Il suit que la société RELENTLESS est condamnée payer la somme de 420,73 € en principal, outre les seuls intérêts au taux légal à compter de la date de la mise en demeure du 2 juin 2025.
Sur les frais de recouvrement amiable
Suivant les dispositions de l’article D. 441-5 du code de commerce, une indemnité forfaitaire pour frais de recouvrement est fixée à 40,00 € pour chaque facture payée en retard.
En conséquence, la société RELENTLESS est condamnée, à ce titre, à payer à son adversaire la somme de 40,00 €.
Sur les dommages et intérêts pour résistance abusive
Si, conformément aux dispositions de l’article 1231-6, alinéa 3, du code civil, le créancier auquel son débiteur a causé, par sa mauvaise foi, un préjudice indépendant du retard de paiement, peut obtenir des dommages et intérêts distincts des intérêts moratoires, il n’est pas justifié par la requérante du préjudice indépendant de ce retard compensé justement par les intérêts accordés. La demande de ce chef ne peut donc qu’être rejetée.
Quant au fondement délictuel, il ne saurait fonder une telle condamnation en l’espèce, à défaut également pour la requérante de démontrer la faute ayant fait dégénérer en abus le droit d’agir ou de se défendre.
Sur les autres demandes
L’équité commande de faire application des dispositions de l’article 700 du code de procédure civile au bénéfice de la société L’ATELIER DE [Localité 1] BOUGIE et de lui allouer à ce titre la somme de 800,00 €.
La société RELENTLESS qui succombe au principal doit supporter la charge des dépens.

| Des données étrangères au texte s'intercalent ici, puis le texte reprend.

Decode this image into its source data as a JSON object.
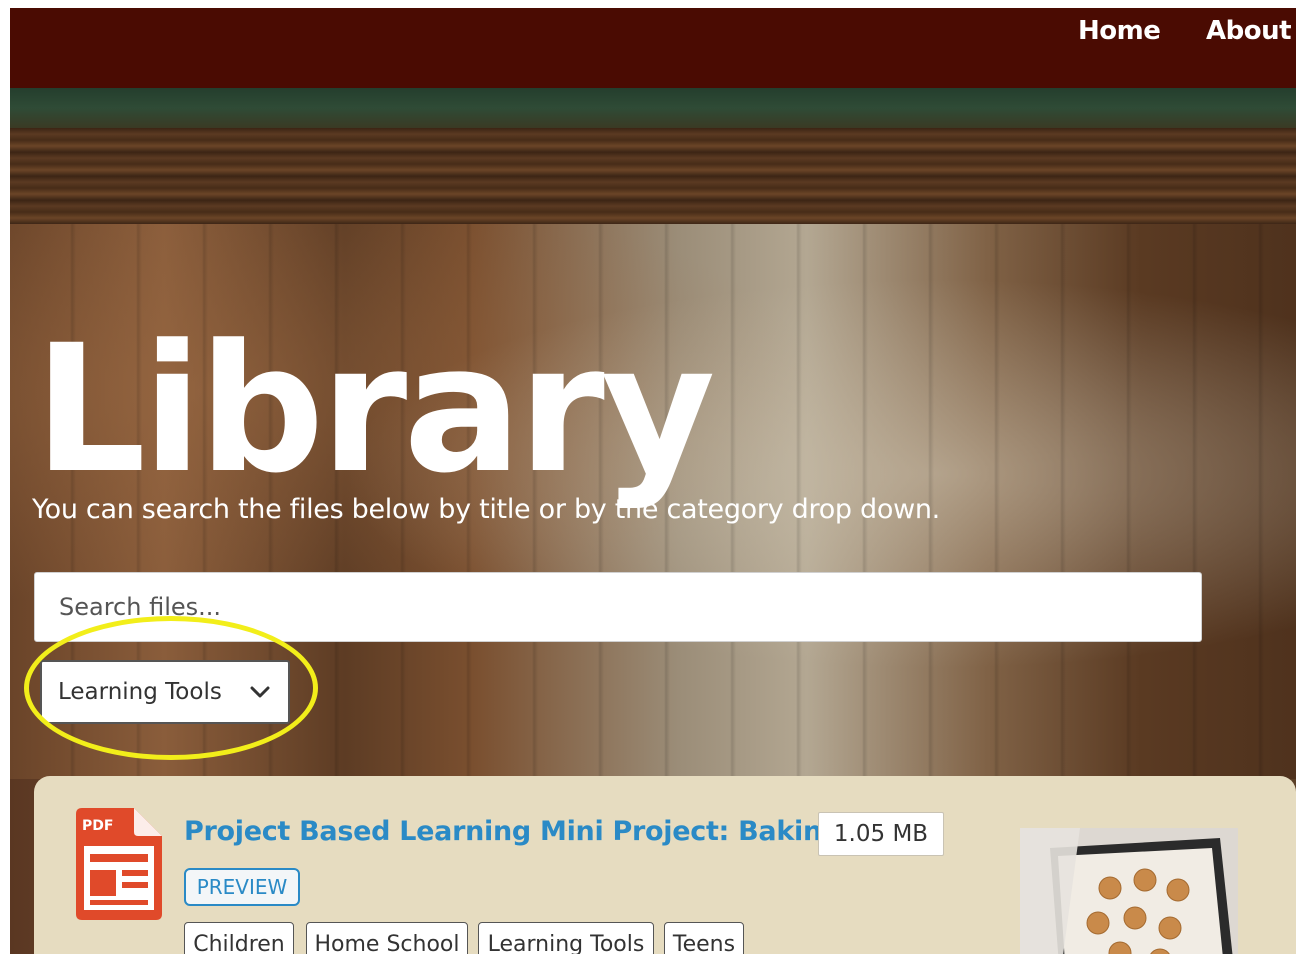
{
  "nav": {
    "links": [
      {
        "label": "Home"
      },
      {
        "label": "About"
      }
    ]
  },
  "hero": {
    "title": "Library",
    "subtitle": "You can search the files below by title or by the category drop down."
  },
  "search": {
    "placeholder": "Search files...",
    "value": ""
  },
  "category": {
    "selected": "Learning Tools"
  },
  "files": [
    {
      "icon": "pdf-icon",
      "icon_label": "PDF",
      "title": "Project Based Learning Mini Project: Baking",
      "size": "1.05 MB",
      "preview_label": "PREVIEW",
      "tags": [
        "Children",
        "Home School",
        "Learning Tools",
        "Teens"
      ],
      "thumbnail": "baking-cookies-thumbnail"
    }
  ],
  "colors": {
    "navbar": "#4a0b02",
    "link": "#2a8ac6",
    "card": "#e6dcc0",
    "highlight": "#f2ee1a",
    "pdf": "#e04a2a"
  }
}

La décision étant rendue en dernier ressort, la demande formée à cet égard est superfétatoire.
Par ces motifs :
Nous, Gérard ARNAULT, juge des référés près le tribunal des activités économiques d’Avignon, statuant par ordonnance par défaut, assisté du greffier :
Condamnons la société RELENTLESS à payer par provision à la société L’ATELIER DE [Localité 1] BOUGIE la somme de 420,73 €, outre les intérêts au taux légal à compter du 2 juin 2025, ainsi que la somme de 40,00 € au titre de l’indemnité forfaitaire pour frais de recouvrement,
Condamnons la société RELENTLESS à payer à la société L’ATELIER DE [Localité 1] BOUGIE la somme de 800,00 € à titre d’indemnité sur le fondement de l’article 700 du code de procédure civile,
Condamnons la société RELENTLESS aux dépens, dont ceux de greffe, liquidés comme il est dit en en-tête,
La présente décision a été signée sur l’original conservé au greffe en minute conformément à l’article 456 du code de procédure civile et a été prononcé par mise à disposition au greffe en application de l’article 453 du code de procédure civile comme il est dit en en-tête.